In 1963, Katsh learned of a diary written by a Hebrew school principal, Chaim Aron *Kaplan in the Warsaw ghetto that had been smuggled out of the ghetto and had been hidden for more than two decades. Katsh translated the diary, obtained missing volumes, and published it as Scroll of Agony: The Warsaw Diary of Chaim A. Kaplan (1965).

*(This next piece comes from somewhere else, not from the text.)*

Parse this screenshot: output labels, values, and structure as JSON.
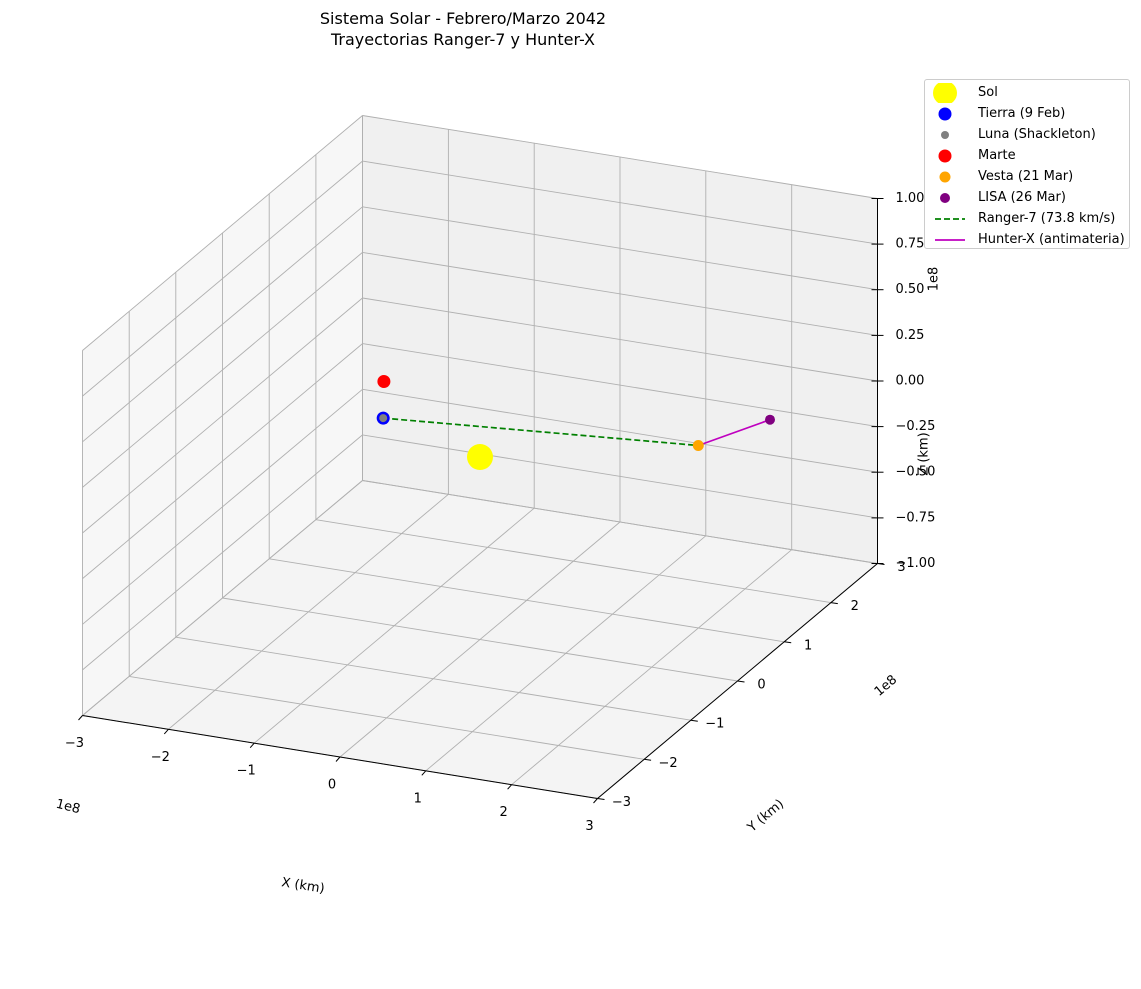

Katsh published a number of essays on Hebrew and Jewish studies in U.S. universities. In 1957 he founded the National Association of Professors of Hebrew in American Universities. In addition to the books listed above, Katsh edited an anthology, Bar Mitzvah, Illustrated (1955), and Biblical Heritage of American Democracy was published in 1979. He retired from his posts at Dropsie and NYU in 1976.

BIBLIOGRAPHY:

T. Naamani et al. (eds.), Dōrōn; Hebraic Studies (Essays in Honor of Abraham I. Katsh; 1965); Y. Ben-Josef (ed.), Sefer Avraham Yiẓḥak Katsh (1969); J. Komlosh, in: Bitzaron, 60 (1969), 158–64.